Hi,
because of the known problem that you cannot serialize the cas if it has
non xml chracters I tried this:
I know its not working because of this (cas =
doReplaceNonXml(cas.toString()).toCas;)
- Because there is no .toCas method.
Does anyone of you know how I can solve this?
@Override
public void process(final JCas cas) throws
AnalysisEngineProcessException {
JCas oldcas = cas;
cas = doReplaceNonXml(cas.toString()).toCas;
try {
final String xmlContent = this.serializeCas(cas);
final Map<String, String> metadataFields =
this.extractMetadata(xmlContent);
//Do something with metadatafields
cas = oldcas;
}
} catch (SAXException e) {
throw new AnalysisEngineProcessException(e);
} catch (IOException e) {
throw new AnalysisEngineProcessException(e);
} catch (ParserConfigurationException e) {
throw new AnalysisEngineProcessException(e);
}
private String doReplaceNonXml(String aString)
{
char[] buf = aString.toCharArray();
int pos = XMLUtils.checkForNonXmlCharacters(buf, 0, buf.length,
false);
if (pos == -1) {
return aString;
}
while (pos != -1) {
buf[pos] = ' ';
pos = XMLUtils.checkForNonXmlCharacters(buf, pos, buf.length -
pos, false);
}
return String.valueOf(buf);
}
private String serializeCas(final JCas cas) throws SAXException,
IOException {
// TODO: think about buffering and performance
final ByteArrayOutputStream out = new ByteArrayOutputStream(1024);
final XmiCasSerializer ser = new
XmiCasSerializer(cas.getTypeSystem());
try {
ser.serialize(cas.getCas(), (new XMLSerializer(out,
false)).getContentHandler());
} finally {
out.close();
}
return out.toString();
}
private Map<String, String> extractMetadata(final String xmlContent)
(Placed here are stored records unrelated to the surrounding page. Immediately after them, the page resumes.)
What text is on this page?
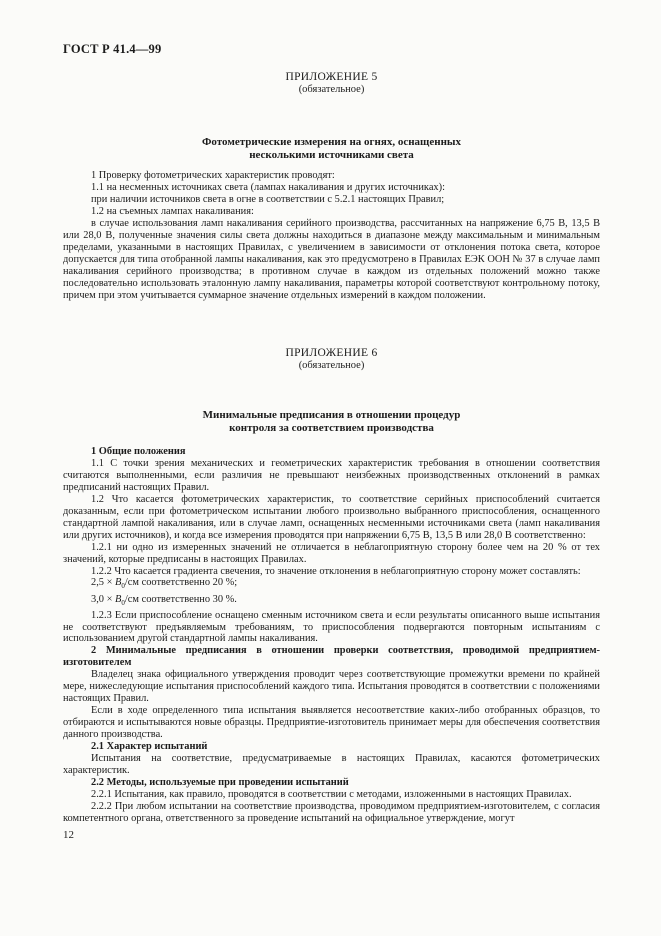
ГОСТ Р 41.4—99
ПРИЛОЖЕНИЕ 5
(обязательное)
Фотометрические измерения на огнях, оснащенных
несколькими источниками света

1 Проверку фотометрических характеристик проводят:

1.1 на несменных источниках света (лампах накаливания и других источниках):

при наличии источников света в огне в соответствии с 5.2.1 настоящих Правил;

1.2 на съемных лампах накаливания:

в случае использования ламп накаливания серийного производства, рассчитанных на напряжение 6,75 В, 13,5 В или 28,0 В, полученные значения силы света должны находиться в диапазоне между максимальным и минимальным пределами, указанными в настоящих Правилах, с увеличением в зависимости от отклонения потока света, которое допускается для типа отобранной лампы накаливания, как это предусмотрено в Правилах ЕЭК ООН № 37 в случае ламп накаливания серийного производства; в противном случае в каждом из отдельных положений можно также последовательно использовать эталонную лампу накаливания, параметры которой соответствуют контрольному потоку, причем при этом учитывается суммарное значение отдельных измерений в каждом положении.

ПРИЛОЖЕНИЕ 6
(обязательное)
Минимальные предписания в отношении процедур
контроля за соответствием производства

1 Общие положения

1.1 С точки зрения механических и геометрических характеристик требования в отношении соответствия считаются выполненными, если различия не превышают неизбежных производственных отклонений в рамках предписаний настоящих Правил.

1.2 Что касается фотометрических характеристик, то соответствие серийных приспособлений считается доказанным, если при фотометрическом испытании любого произвольно выбранного приспособления, оснащенного стандартной лампой накаливания, или в случае ламп, оснащенных несменными источниками света (ламп накаливания или других источников), и когда все измерения проводятся при напряжении 6,75 В, 13,5 В или 28,0 В соответственно:

1.2.1 ни одно из измеренных значений не отличается в неблагоприятную сторону более чем на 20 % от тех значений, которые предписаны в настоящих Правилах.

1.2.2 Что касается градиента свечения, то значение отклонения в неблагоприятную сторону может составлять:

$2,5 \times B_0/см$ соответственно 20 %;

$3,0 \times B_0/см$ соответственно 30 %.

1.2.3 Если приспособление оснащено сменным источником света и если результаты описанного выше испытания не соответствуют предъявляемым требованиям, то приспособления подвергаются повторным испытаниям с использованием другой стандартной лампы накаливания.

2 Минимальные предписания в отношении проверки соответствия, проводимой предприятием-изготовителем

Владелец знака официального утверждения проводит через соответствующие промежутки времени по крайней мере, нижеследующие испытания приспособлений каждого типа. Испытания проводятся в соответствии с положениями настоящих Правил.

Если в ходе определенного типа испытания выявляется несоответствие каких-либо отобранных образцов, то отбираются и испытываются новые образцы. Предприятие-изготовитель принимает меры для обеспечения соответствия данного производства.

2.1 Характер испытаний

Испытания на соответствие, предусматриваемые в настоящих Правилах, касаются фотометрических характеристик.

2.2 Методы, используемые при проведении испытаний

2.2.1 Испытания, как правило, проводятся в соответствии с методами, изложенными в настоящих Правилах.

2.2.2 При любом испытании на соответствие производства, проводимом предприятием-изготовителем, с согласия компетентного органа, ответственного за проведение испытаний на официальное утверждение, могут

12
throws SAXException, IOException,
ParserConfigurationException {
final Map<String, String> resultMap = new HashMap<String, String>();
// parse xmlContent String with java SAX parser
final DocumentBuilderFactory dbFactory =
DocumentBuilderFactory.newInstance();
final DocumentBuilder dBuilder = dbFactory.newDocumentBuilder();
InputStream stream = new
ByteArrayInputStream(xmlContent.getBytes(StandardCharsets.UTF_8));
final Document doc = dBuilder.parse(stream);
// get meta data field node
final NodeList nl = doc.getElementsByTagName("oze:MetaField");
if (nl == null) {
return resultMap;
}
Best regards!
|